In a television picture tube electron are accelerated from rest through potential difference of 10 kV in an electron gun.
(a) What is the muzzle velocity of the electrons emerging from the gun?
(b) If the gun is directed at a screen 35 cm away, how long does it take the electron to reach the screen?

Answer 1

Given that,

Initial velocity of the electrons, u = 0

Potential difference in an electron gun, V = 10 kV

To find,

(a) The muzzle velocity of the electrons emerging from the gun.

(b) If the gun is directed at a screen 35 cm away, how long does it take the electron to reach the screen?

Solution,

(a) Let v is the muzzled velocity of the electrons.
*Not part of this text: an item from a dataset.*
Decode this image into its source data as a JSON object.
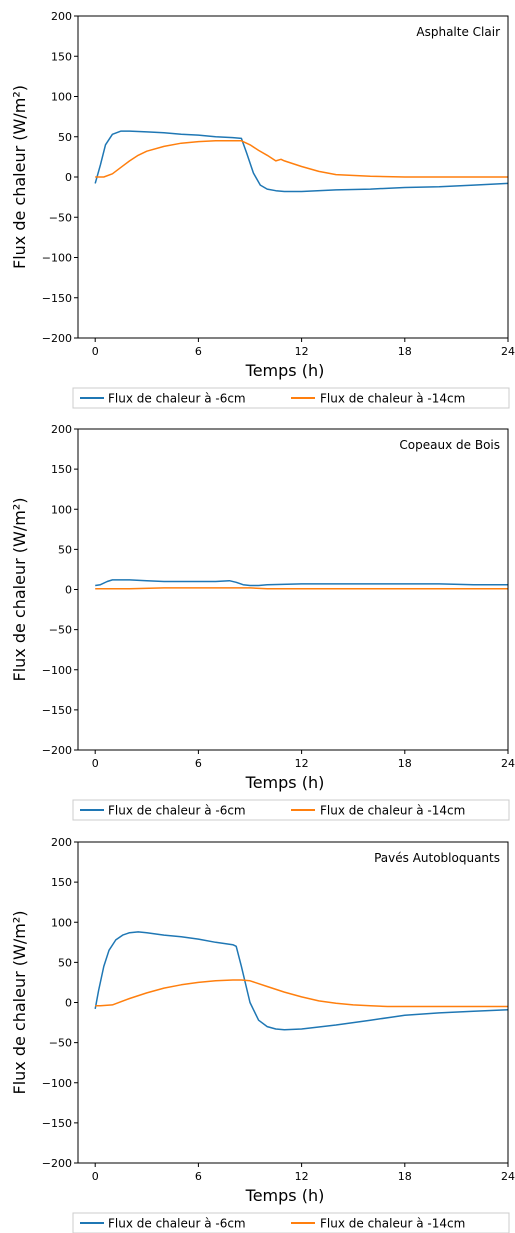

Using conservation of energy such that :

$\dfrac{1}{2}mv^2=qV\\\\v=\sqrt{\dfrac{2qV}{m}}$

m is mass of an electron

$v=\sqrt{\dfrac{2\times 1.6\times 10^{-19}\times 10\times 10^3}{9.1\times 10^{-31}}} \\\\v=5.92\times 10^7\ m/s$

(b) If distance is 35 cm or 0.35 m, let t is the time taken by the electron to reach the screen. So,

$t=\dfrac{d}{v}\\\\t=\dfrac{0.35}{5.92\times 10^7}\\\\t=5.91\times 10^{-9}\ s$

Hence, this is the required solution.